Gefälschte Rechnung mit falscher Kontonummer
In einem vorliegenden Schadensfall wurde ein Architekt von seinem Bauherrn für einen Schaden in Höhe von circa 25.000 Euro wegen einer manipulierten Handwerkerrechnung haftbar gemacht. Der Architekt hatte die Rechnung vom Handwerksbetrieb per E-Mail erhalten und sie fachtechnisch und sachlich geprüft. Anschließend leitete der Architekt die mit einem Freigabevermerk versehene Rechnung per E-Mail an seinen Bauherrn weiter.

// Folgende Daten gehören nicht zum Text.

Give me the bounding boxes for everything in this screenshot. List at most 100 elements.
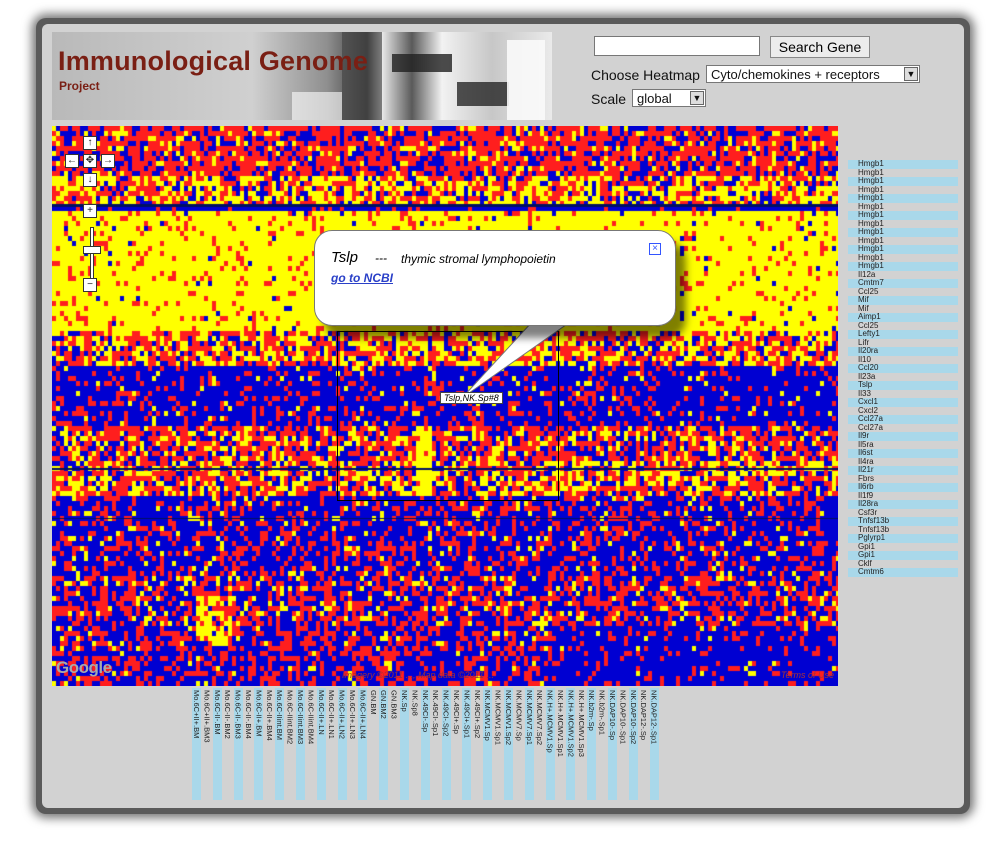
sample-label[interactable]: Mo.6C-II+.LN2 bbox=[337, 688, 347, 800]
gene-label[interactable]: Hmgb1 bbox=[848, 261, 958, 271]
gene-label[interactable]: Il33 bbox=[858, 388, 871, 398]
sample-label[interactable]: NK.MCMV1.Sp1 bbox=[494, 688, 503, 800]
gene-label[interactable]: Mif bbox=[858, 303, 869, 313]
sample-label[interactable]: Mo.6C-II-.BM2 bbox=[223, 688, 232, 800]
terms-of-use-link[interactable]: Terms of Use bbox=[780, 670, 834, 680]
sample-label[interactable]: GN.BM3 bbox=[390, 688, 399, 800]
gene-label[interactable]: Tnfsf13b bbox=[848, 516, 958, 526]
zoom-slider-thumb[interactable] bbox=[83, 246, 101, 254]
gene-label[interactable]: Il6rb bbox=[848, 482, 958, 492]
sample-label[interactable]: NK.b2m-.Sp1 bbox=[598, 688, 607, 800]
gene-label[interactable]: Gpi1 bbox=[858, 541, 875, 551]
gene-label[interactable]: Hmgb1 bbox=[848, 159, 958, 169]
gene-label[interactable]: Fbrs bbox=[858, 473, 874, 483]
sample-label[interactable]: Mo.6C-II+.LN1 bbox=[327, 688, 336, 800]
gene-label[interactable]: Il4ra bbox=[858, 456, 874, 466]
gene-label[interactable]: Il10 bbox=[858, 354, 871, 364]
pan-left-button[interactable]: ← bbox=[65, 154, 79, 168]
gene-label[interactable]: Hmgb1 bbox=[858, 201, 884, 211]
gene-label[interactable]: Cmtm6 bbox=[848, 567, 958, 577]
sample-label[interactable]: Mo.6C-II+.LN bbox=[316, 688, 326, 800]
gene-label[interactable]: Lifr bbox=[858, 337, 870, 347]
gene-label[interactable]: Il6st bbox=[848, 448, 958, 458]
gene-label[interactable]: Ccl27a bbox=[848, 414, 958, 424]
sample-label[interactable]: NK.DAP12-.Sp bbox=[639, 688, 648, 800]
heatmap-map[interactable]: ↑ ← ✥ → ↓ + − Tslp --- thymic stromal ly… bbox=[52, 126, 838, 686]
gene-label[interactable]: Cxcl2 bbox=[858, 405, 879, 415]
gene-label[interactable]: Pglyrp1 bbox=[848, 533, 958, 543]
search-gene-button[interactable]: Search Gene bbox=[770, 36, 870, 58]
sample-label[interactable]: NK.b2m-.Sp bbox=[587, 688, 597, 800]
gene-label[interactable]: Il20ra bbox=[848, 346, 958, 356]
close-icon[interactable]: × bbox=[649, 243, 661, 255]
sample-label[interactable]: Mo.6C-II-.BM4 bbox=[244, 688, 253, 800]
gene-label[interactable]: Cxcl1 bbox=[848, 397, 958, 407]
gene-label[interactable]: Il12a bbox=[858, 269, 876, 279]
sample-label[interactable]: NK.49CI+.Sp2 bbox=[473, 688, 482, 800]
gene-label[interactable]: Ccl25 bbox=[858, 320, 879, 330]
ncbi-link[interactable]: go to NCBI bbox=[331, 271, 393, 285]
gene-label[interactable]: Ccl20 bbox=[848, 363, 958, 373]
heatmap-select[interactable]: Cyto/chemokines + receptors ▼ bbox=[706, 65, 920, 83]
sample-label[interactable]: NK.H+.MCMV1.Sp1 bbox=[556, 688, 565, 800]
gene-label[interactable]: Il9r bbox=[848, 431, 958, 441]
sample-label[interactable]: NK.49CI-.Sp2 bbox=[441, 688, 451, 800]
sample-label[interactable]: NK.DAP10-.Sp bbox=[608, 688, 617, 800]
heatmap-canvas[interactable] bbox=[52, 126, 838, 686]
gene-label[interactable]: Csf3r bbox=[858, 507, 878, 517]
gene-label[interactable]: Il1f9 bbox=[858, 490, 874, 500]
sample-label[interactable]: NK.Sp8 bbox=[410, 688, 419, 800]
gene-label[interactable]: Ccl27a bbox=[858, 422, 883, 432]
sample-label[interactable]: Mo.6C-IIint.BM3 bbox=[296, 688, 305, 800]
sample-label[interactable]: NK.H+.MCMV1.Sp3 bbox=[577, 688, 586, 800]
pan-right-button[interactable]: → bbox=[101, 154, 115, 168]
sample-label[interactable]: Mo.6C-II+.LN4 bbox=[358, 688, 368, 800]
gene-label[interactable]: Il28ra bbox=[848, 499, 958, 509]
sample-label[interactable]: NK.MCMV1.Sp bbox=[483, 688, 493, 800]
gene-label[interactable]: Cklf bbox=[858, 558, 872, 568]
sample-label[interactable]: NK.49CI+.Sp bbox=[452, 688, 461, 800]
gene-label[interactable]: Il21r bbox=[848, 465, 958, 475]
pan-center-button[interactable]: ✥ bbox=[83, 154, 97, 168]
sample-label[interactable]: NK.H+.MCMV1.Sp bbox=[545, 688, 555, 800]
zoom-in-button[interactable]: + bbox=[83, 204, 97, 218]
gene-label[interactable]: Hmgb1 bbox=[848, 193, 958, 203]
gene-label[interactable]: Tslp bbox=[848, 380, 958, 390]
gene-label[interactable]: Hmgb1 bbox=[848, 244, 958, 254]
sample-label[interactable]: Mo.6C-II-.BM bbox=[212, 688, 222, 800]
gene-label[interactable]: Aimp1 bbox=[848, 312, 958, 322]
gene-label[interactable]: Ccl25 bbox=[858, 286, 879, 296]
gene-label[interactable]: Hmgb1 bbox=[848, 210, 958, 220]
sample-label[interactable]: NK.DAP10-.Sp2 bbox=[628, 688, 638, 800]
sample-label[interactable]: NK.DAP10-.Sp1 bbox=[618, 688, 627, 800]
sample-label[interactable]: Mo.6C-IIint.BM4 bbox=[306, 688, 315, 800]
gene-label[interactable]: Hmgb1 bbox=[858, 252, 884, 262]
zoom-out-button[interactable]: − bbox=[83, 278, 97, 292]
sample-label[interactable]: Mo.6C-II-.BM3 bbox=[233, 688, 243, 800]
gene-label[interactable]: Hmgb1 bbox=[858, 218, 884, 228]
google-logo[interactable]: Google bbox=[56, 658, 112, 677]
sample-label[interactable]: Mo.6C-II+.BM bbox=[254, 688, 264, 800]
gene-label[interactable]: Il5ra bbox=[858, 439, 874, 449]
gene-label[interactable]: Hmgb1 bbox=[858, 235, 884, 245]
gene-label[interactable]: Cmtm7 bbox=[848, 278, 958, 288]
sample-label[interactable]: NK.49CI-.Sp1 bbox=[431, 688, 440, 800]
sample-label[interactable]: NK.DAP12-.Sp1 bbox=[649, 688, 659, 800]
sample-label[interactable]: NK.H+.MCMV1.Sp2 bbox=[566, 688, 576, 800]
sample-label[interactable]: Mo.6C+II+.BM3 bbox=[202, 688, 211, 800]
gene-label[interactable]: Hmgb1 bbox=[848, 227, 958, 237]
search-input[interactable] bbox=[594, 36, 760, 56]
gene-label[interactable]: Hmgb1 bbox=[848, 176, 958, 186]
gene-label[interactable]: Hmgb1 bbox=[858, 167, 884, 177]
gene-label[interactable]: Lefty1 bbox=[848, 329, 958, 339]
sample-label[interactable]: Mo.6C-IIint.BM bbox=[275, 688, 285, 800]
sample-label[interactable]: NK.MCMV7.Sp bbox=[514, 688, 523, 800]
sample-label[interactable]: GN.BM2 bbox=[379, 688, 389, 800]
pan-up-button[interactable]: ↑ bbox=[83, 136, 97, 150]
sample-label[interactable]: NK.49CI+.Sp1 bbox=[462, 688, 472, 800]
site-banner[interactable]: Immunological Genome Project bbox=[52, 32, 552, 120]
gene-label[interactable]: Mif bbox=[848, 295, 958, 305]
sample-label[interactable]: Mo.6C-II+.BM4 bbox=[265, 688, 274, 800]
sample-label[interactable]: GN.BM bbox=[369, 688, 378, 800]
gene-label[interactable]: Hmgb1 bbox=[858, 184, 884, 194]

Was der Architekt nicht wusste und wissen konnte: Die Rechnung als PDF-Datei war bereits bei Eingang auf seinem Server mit einer falschen Kontoverbindung versehen. Nach Erhalt der Rechnung zahlte der Bauherr den Rechnungsbetrag an die falsche Kontoverbindung. Bemerkt wurde dieser Betrugsfall erst, nachdem der Handwerksbetrieb die ausstehende Zahlung angemahnt hatte.
In wessen Sphäre geschah die Manipulation?
Vordergründig mag die Reaktion des Bauherrn nachvollziehbar sein, seinen Architekten haftbar machen zu wollen, weil dieser ihm die manipulierte Rechnung weitergeleitet hat. Die Haftungslage ist jedoch komplexer. In derartigen Fällen ist aufzuklären, in wessen Sphäre die Manipulation stattgefunden hat.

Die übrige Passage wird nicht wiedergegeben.